We’re done. It’s done. PW20 is done. I’m now sitting in the beer garden of The Border Hotel in Kirk Yetholm, and it feels fantastic, absolutely fantastic. Just brilliant. Brilliant and fantastic. Okay, enough of the hyperbole.

First of all some words about the Forest View Walkers Inn. It’s a fantastic place, really brilliant. Sorry, hyperbole again. But it really is. It’s the ideal stopping point for walkers in Byrness, and it’s ideally situated to help with splitting that murderous final day. We stayed the first night, after hiking from Bellingham, we hiked to the halfway point at Windy Gyle the next day, they collected us from nearby (2 miles nearby), we stayed the second night, then they bussed us back out to 2 miles below Windy Gyle to finish the walk. And when I say they bussed us – it took about half an hour along single track military roads, so not for the faint hearted, and taking a sizeable chunk out of their very busy schedules.

Unfortunately Adam has sustained an ankle injury, and, after persuasion, relented to retiring from the hike before the end (if you’ve seen the photo of his ankle on Facebook you’ll understand why). We agreed early on that it was a team effort though – I covered Adam as he covered me. So I started the final day, after the rollercoaster ride along the military roads. The climb up from the drop-off point at Trows Farm was, frankly, rude. Two miles almost straight up along a farm track to Windy Gyle, in the same kind of heat and sunshine we’d “enjoyed” during the first couple of days.
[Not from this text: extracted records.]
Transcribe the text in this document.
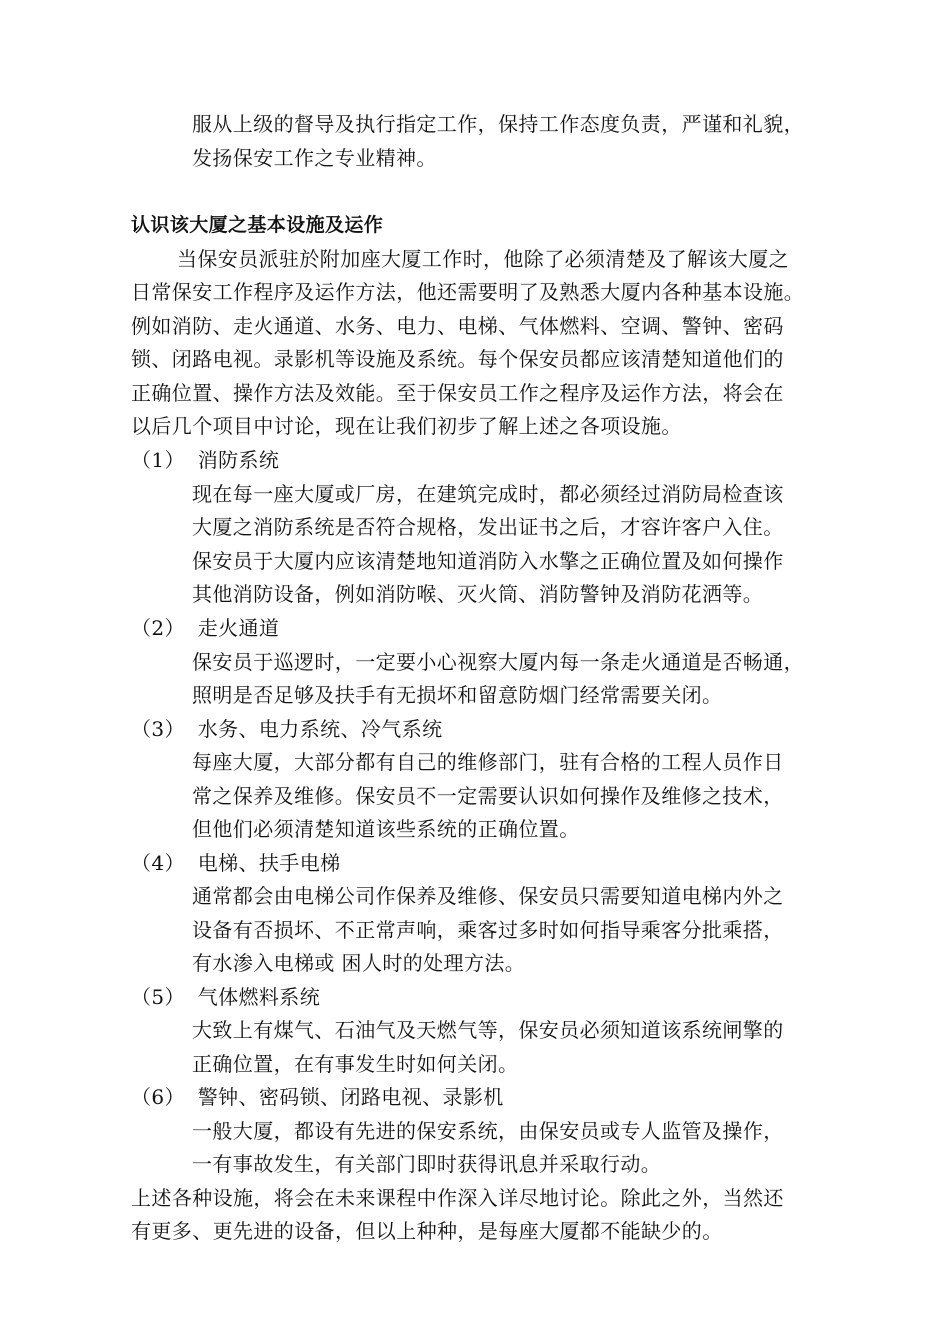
服从上级的督导及执行指定工作，保持工作态度负责，严谨和礼貌，
发扬保安工作之专业精神。
认识该大厦之基本设施及运作
当保安员派驻於附加座大厦工作时，他除了必须清楚及了解该大厦之
日常保安工作程序及运作方法，他还需要明了及熟悉大厦内各种基本设施。
例如消防、走火通道、水务、电力、电梯、气体燃料、空调、警钟、密码
锁、闭路电视。录影机等设施及系统。每个保安员都应该清楚知道他们的
正确位置、操作方法及效能。至于保安员工作之程序及运作方法，将会在
以后几个项目中讨论，现在让我们初步了解上述之各项设施。
（1） 消防系统
现在每一座大厦或厂房，在建筑完成时，都必须经过消防局检查该
大厦之消防系统是否符合规格，发出证书之后，才容许客户入住。
保安员于大厦内应该清楚地知道消防入水擎之正确位置及如何操作
其他消防设备，例如消防喉、灭火筒、消防警钟及消防花洒等。
（2） 走火通道
保安员于巡逻时，一定要小心视察大厦内每一条走火通道是否畅通，
照明是否足够及扶手有无损坏和留意防烟门经常需要关闭。
（3） 水务、电力系统、冷气系统
每座大厦，大部分都有自己的维修部门，驻有合格的工程人员作日
常之保养及维修。保安员不一定需要认识如何操作及维修之技术，
但他们必须清楚知道该些系统的正确位置。
（4） 电梯、扶手电梯
通常都会由电梯公司作保养及维修、保安员只需要知道电梯内外之
设备有否损坏、不正常声响，乘客过多时如何指导乘客分批乘搭，
有水渗入电梯或 困人时的处理方法。
（5） 气体燃料系统
大致上有煤气、石油气及天燃气等，保安员必须知道该系统闸擎的
正确位置，在有事发生时如何关闭。
（6） 警钟、密码锁、闭路电视、录影机
一般大厦，都设有先进的保安系统，由保安员或专人监管及操作，
一有事故发生，有关部门即时获得讯息并采取行动。
上述各种设施，将会在未来课程中作深入详尽地讨论。除此之外，当然还
有更多、更先进的设备，但以上种种，是每座大厦都不能缺少的。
Then, apart from meeting two national park wardens who were mending a fence, I didn’t see anyone until near Auchope Cairn. On the climb to said cairn I met a lady who we’d encountered at the Forest View. She’s walking from Land’s End to John O’Groats in aid of pancreatic cancer research. She’s taking it a little more steadily than us, but is mainly camping or sleeping in mountain refuge huts (as was her stopping point for today, just down from Auchope).

It was at Auchope that I lunched, looking down into the valleys and over the summits that I had yet to climb for the day. Although it looked frightening from where I sat – the amount of metres to climb, miles to walk – I was soon at the summit of The Schil.

From there I elected to take the lower route down to Kirk Yetholm – a gentle descent, followed by a sharp descent, and then some road walking into the village. Followed by a sharp ascent, then descent into the village.

So that’s it for now, for PW20. As the next couple of days pass I may share more thoughts. For now, we’re off to bed.